Прикосновение пробудило Джека к жизни. «Нет», – сказал он.
Торнхилл впервые услышал, как тот произносит английское слово.
Джек сильно шлепнул ладонью по земле, поднялось и уплыло облачко пыли. «Мое, – произнес он. – Мое место». Он провел по пыльной земле рукой, оставив на ней шрам, похожий на тот, что у него на голове. «Я здесь сижу». Лицо его снова закаменело, он уставился в огонь. Порыв ветра прошелестел в дереве над их головами, потом все стихло. В костре зашипела, запела тоненьким голоском сырая ветка.
Торнхилл почувствовал острую боль. Вряд ли кто трудился усерднее, чем он, и он был вознагражден за свои труды. У него имелось около тысячи фунтов наличными, три сотни акров земли, владение которой подтверждено бумагами, этот замечательный дом со львами на воротных столбах. Его дети носили ботинки, и в доме никогда не переводился лучший дарджилинг. Он имеет полное право утверждать, что у него есть все, что человеку нужно.

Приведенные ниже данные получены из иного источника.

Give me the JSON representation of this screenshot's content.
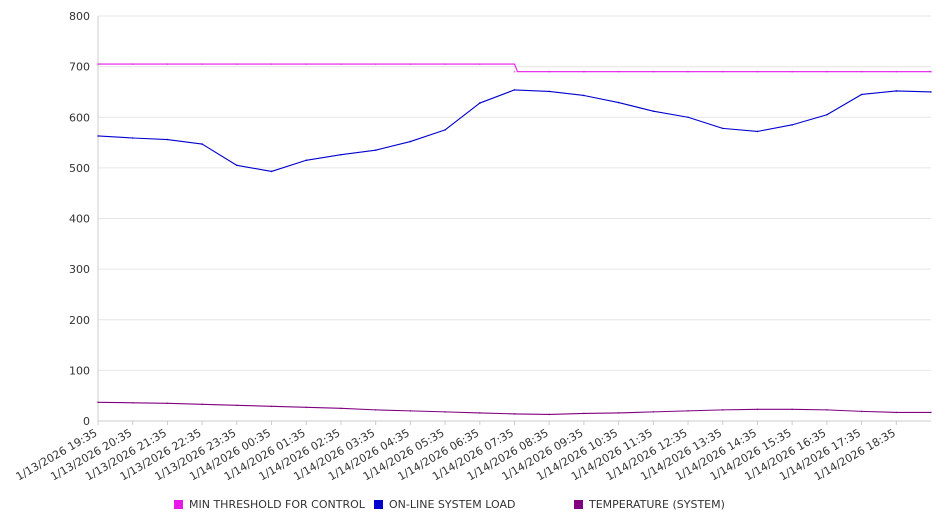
{
  "chart_data": {
    "type": "line",
    "title": "",
    "xlabel": "",
    "ylabel": "",
    "ylim": [
      0,
      800
    ],
    "y_ticks": [
      "0",
      "100",
      "200",
      "300",
      "400",
      "500",
      "600",
      "700",
      "800"
    ],
    "x_tick_labels": [
      "1/13/2026 19:35",
      "1/13/2026 20:35",
      "1/13/2026 21:35",
      "1/13/2026 22:35",
      "1/13/2026 23:35",
      "1/14/2026 00:35",
      "1/14/2026 01:35",
      "1/14/2026 02:35",
      "1/14/2026 03:35",
      "1/14/2026 04:35",
      "1/14/2026 05:35",
      "1/14/2026 06:35",
      "1/14/2026 07:35",
      "1/14/2026 08:35",
      "1/14/2026 09:35",
      "1/14/2026 10:35",
      "1/14/2026 11:35",
      "1/14/2026 12:35",
      "1/14/2026 13:35",
      "1/14/2026 14:35",
      "1/14/2026 15:35",
      "1/14/2026 16:35",
      "1/14/2026 17:35",
      "1/14/2026 18:35"
    ],
    "x": [
      "1/13/2026 19:35",
      "1/13/2026 20:35",
      "1/13/2026 21:35",
      "1/13/2026 22:35",
      "1/13/2026 23:35",
      "1/14/2026 00:35",
      "1/14/2026 01:35",
      "1/14/2026 02:35",
      "1/14/2026 03:35",
      "1/14/2026 04:35",
      "1/14/2026 05:35",
      "1/14/2026 06:35",
      "1/14/2026 07:35",
      "1/14/2026 08:35",
      "1/14/2026 09:35",
      "1/14/2026 10:35",
      "1/14/2026 11:35",
      "1/14/2026 12:35",
      "1/14/2026 13:35",
      "1/14/2026 14:35",
      "1/14/2026 15:35",
      "1/14/2026 16:35",
      "1/14/2026 17:35",
      "1/14/2026 18:35",
      "1/14/2026 19:35"
    ],
    "series": [
      {
        "name": "MIN THRESHOLD FOR CONTROL",
        "color": "#e619e6",
        "values": [
          705,
          705,
          705,
          705,
          705,
          705,
          705,
          705,
          705,
          705,
          705,
          705,
          690,
          690,
          690,
          690,
          690,
          690,
          690,
          690,
          690,
          690,
          690,
          690,
          690
        ]
      },
      {
        "name": "ON-LINE SYSTEM LOAD",
        "color": "#0000cc",
        "values": [
          563,
          559,
          556,
          547,
          505,
          493,
          515,
          526,
          535,
          552,
          575,
          628,
          654,
          651,
          643,
          629,
          612,
          600,
          578,
          572,
          585,
          605,
          645,
          652,
          650
        ]
      },
      {
        "name": "TEMPERATURE (SYSTEM)",
        "color": "#800080",
        "values": [
          37,
          36,
          35,
          33,
          31,
          29,
          27,
          25,
          22,
          20,
          18,
          16,
          14,
          13,
          15,
          16,
          18,
          20,
          22,
          23,
          23,
          22,
          19,
          17,
          17
        ]
      }
    ],
    "grid": true,
    "legend_position": "bottom"
  }
}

И все равно, когда он смотрел на поглаживающую землю руку Джека, он понимал: есть что-то, чего он никогда не сможет получить – место, которое изначально было частью и его плоти, и его души. Не было такого места в этом мире, куда он мог бы возвращаться и возвращаться, как возвращался Джек, просто для того, чтобы ощутить его под собой.
Как будто сама почва дарила утешение.
В нем вскипел гнев, и он крикнул: «Ну и мерзавец же ты тогда, Джек, можешь здесь подыхать от голода, удачи тебе!» И ушел, не оглядываясь. В конце концов, он сделал все, и даже больше. Мог ведь пристрелить его, как пристрелили бы другие, или отхлестать плеткой, или спустить собак. Все, он умывает руки. Если этот чернозадый голодает, так в том его, Уильяма Торнхилла, вины нет.
После этого он время от времени видел дымок, но больше туда никогда не ходил.
• • •
Под вечер он всегда сидел на своем любимом месте на веранде с подзорной трубой в руках и любовался алыми и золотыми отблесками заката на утесах. Там ему сделали скамейку, не особо удобную – обыкновенную деревянную скамейку, но она его полностью устраивала. Девлин приносил ему на серебряном подносе мадеру и сигару. Он смотрел на тополя, которые раскачивал вечерний ветерок, на розы и сирень, в вечернем свете казавшиеся зеленее, чем днем. Вот его стена. Вот его жена в шелковом платье от Эрмитиджа, стоившем двадцать две гинеи, прогуливается по дорожкам. Он слышал мычание своего стада, ждавшего дойки, и крики работников, загонявших стадо в хлев. Чувствовал запах качественного навоза, доносившегося из конюшни позади дома. Сам-то он никогда верхом не ездил, но постарался, чтобы его дети научились сидеть в седле не хуже благородных.